Assistant: The meeting with John has been scheduled for next Tuesday at 2 PM. An email has been sent to john@example.com to confirm the meeting. If there are any conflicts or adjustments needed, please let me know!
Currently, the functions do not utilize any APIs, but integrating them would be straightforward and require additional API keys.
Challenges
While this technology offers transformative potential, several challenges need to be addressed.
- Role Adaptation: LLM agents often struggle to effectively assume specific roles required for tasks. Fine-tuning the LLM based on data reflecting uncommon roles or psychological profiles can help improve performance.
- Context Limitations: LLMs' finite context length restricts their ability to incorporate historical information and detailed instructions.
- Efficiency: LLM agents require numerous requests to be managed by the LLM, which impacts action efficiency and heavily relies on inference speed.
Conclusion
AI agents are specialized software that operates autonomously, performing user or system tasks.
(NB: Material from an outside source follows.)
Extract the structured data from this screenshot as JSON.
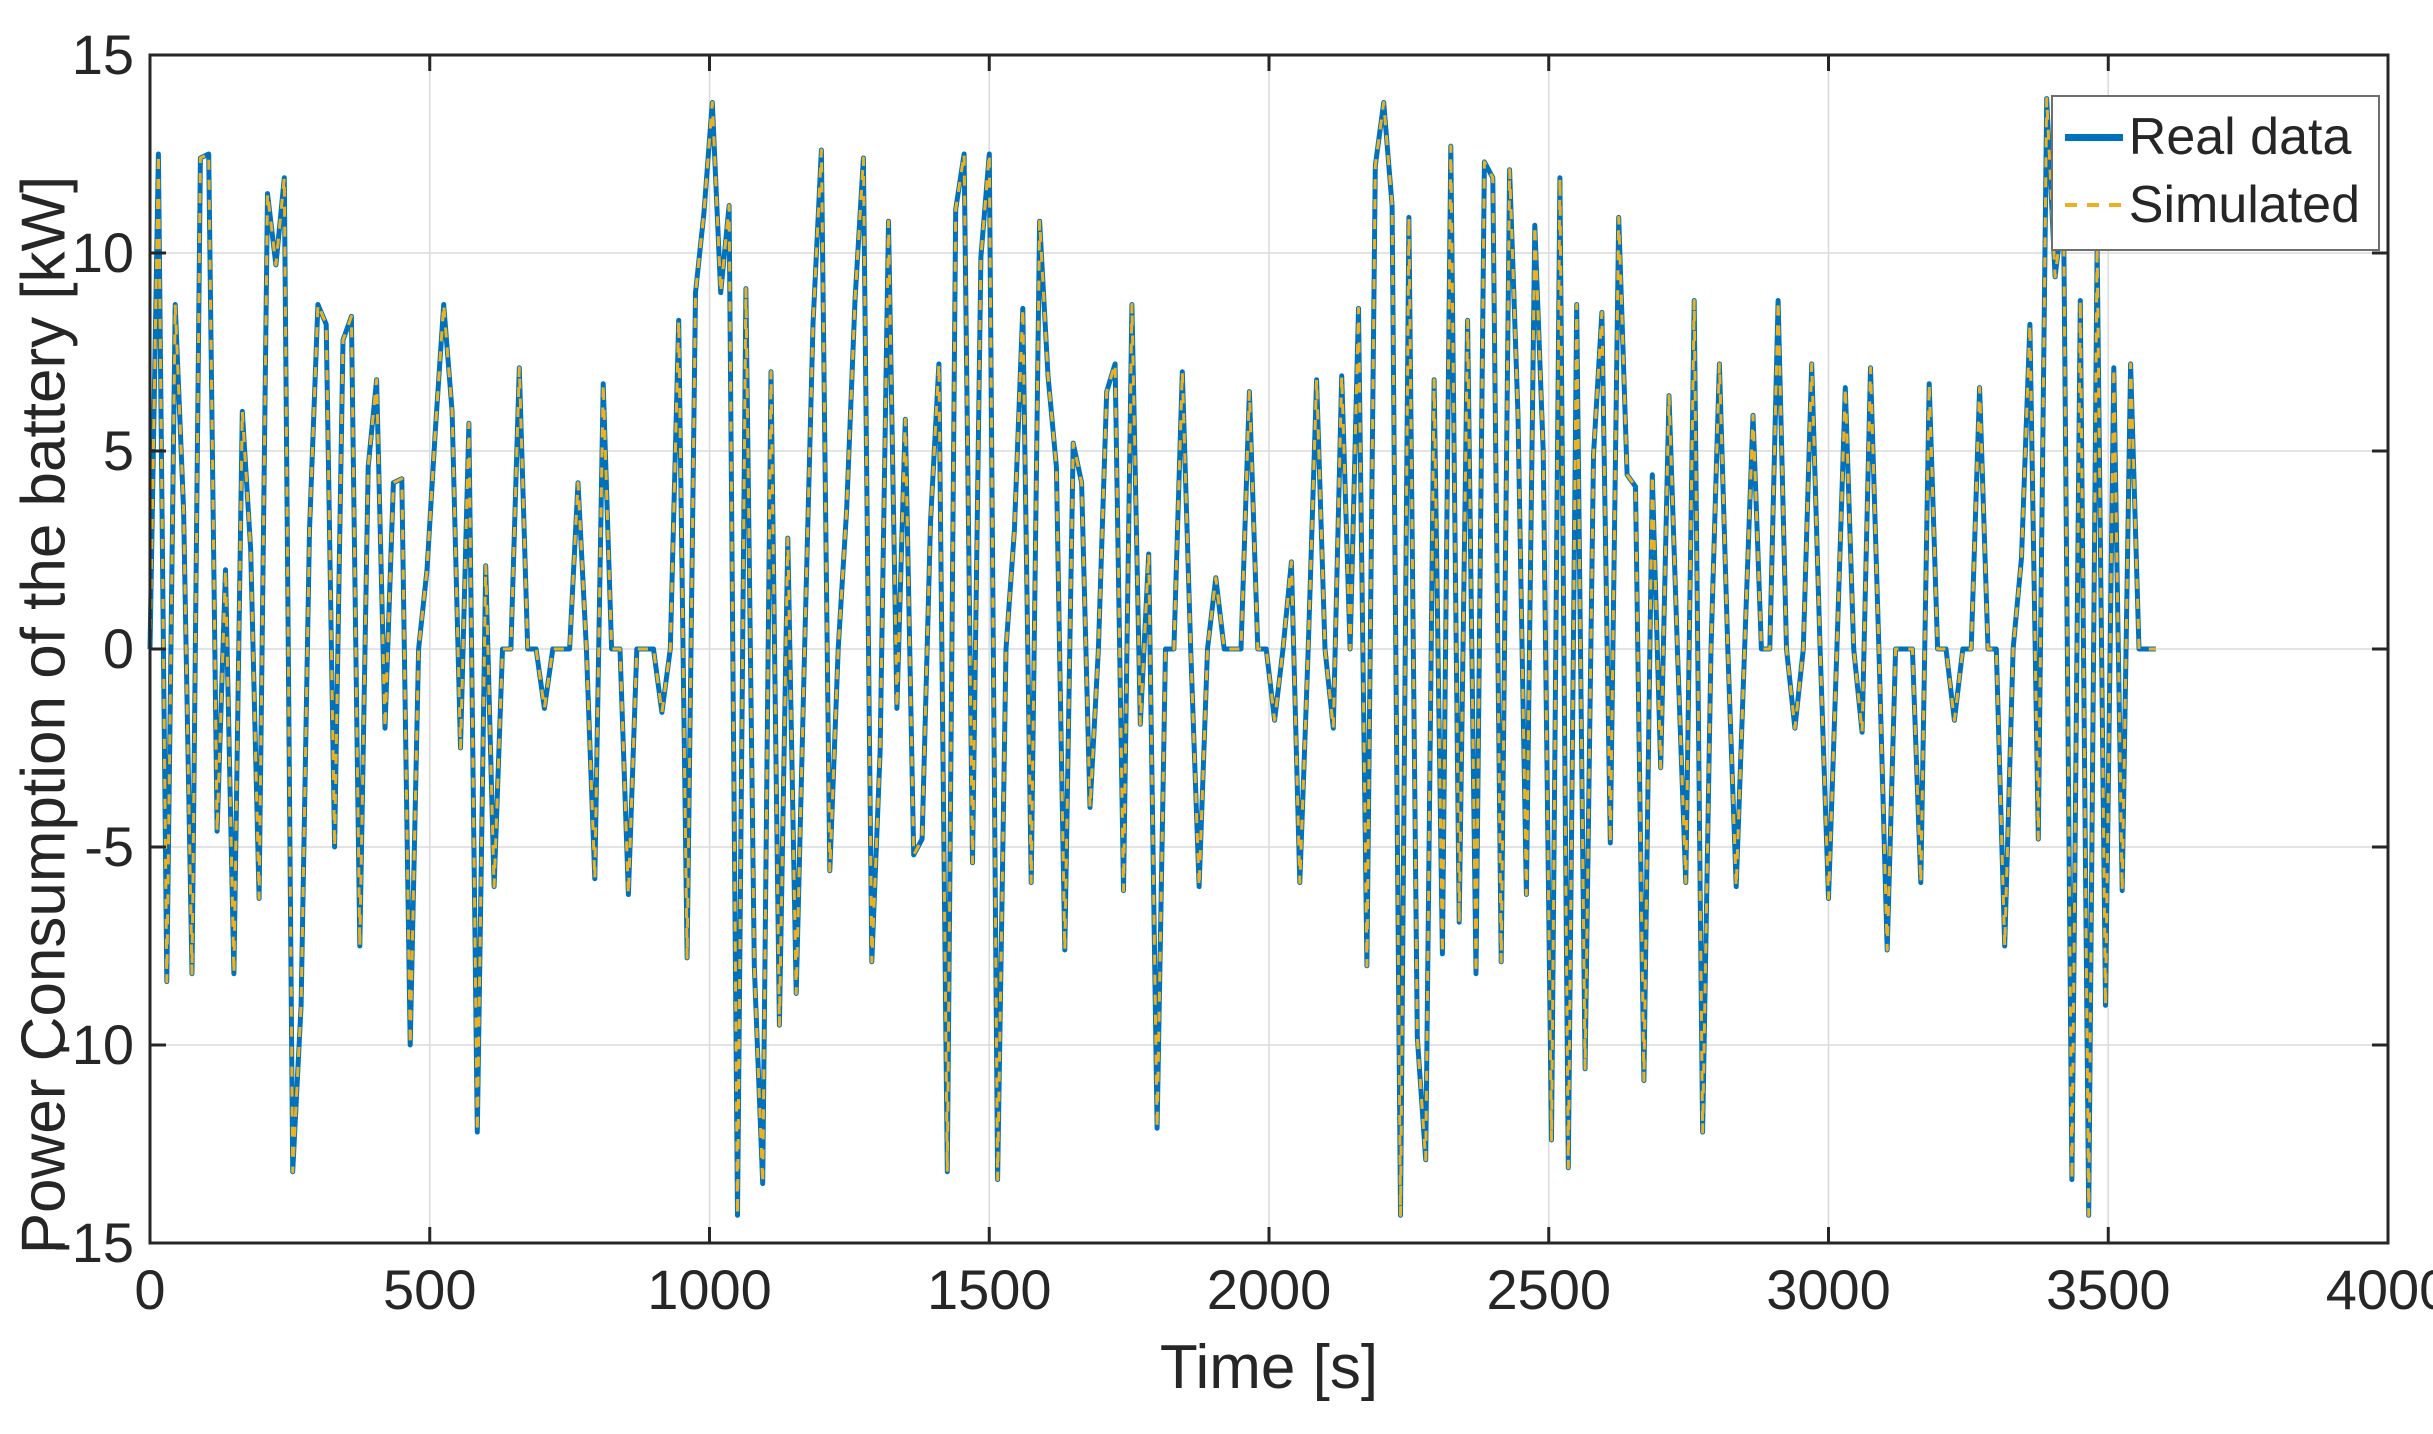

LLM agents process inputs and generate outputs using LLMs to effectively understand and respond to queries. LLM agents are equipped with a knowledge base like vector stores to keep track of previous interactions. They also possess feedback systems through self-reflection techniques that allow for continuous updates to their performance.
Building applications would be more difficult if we had to manage components individually. Tools like LangGraph simplify the process, enabling the creation of LLM agents to automate repetitive tasks.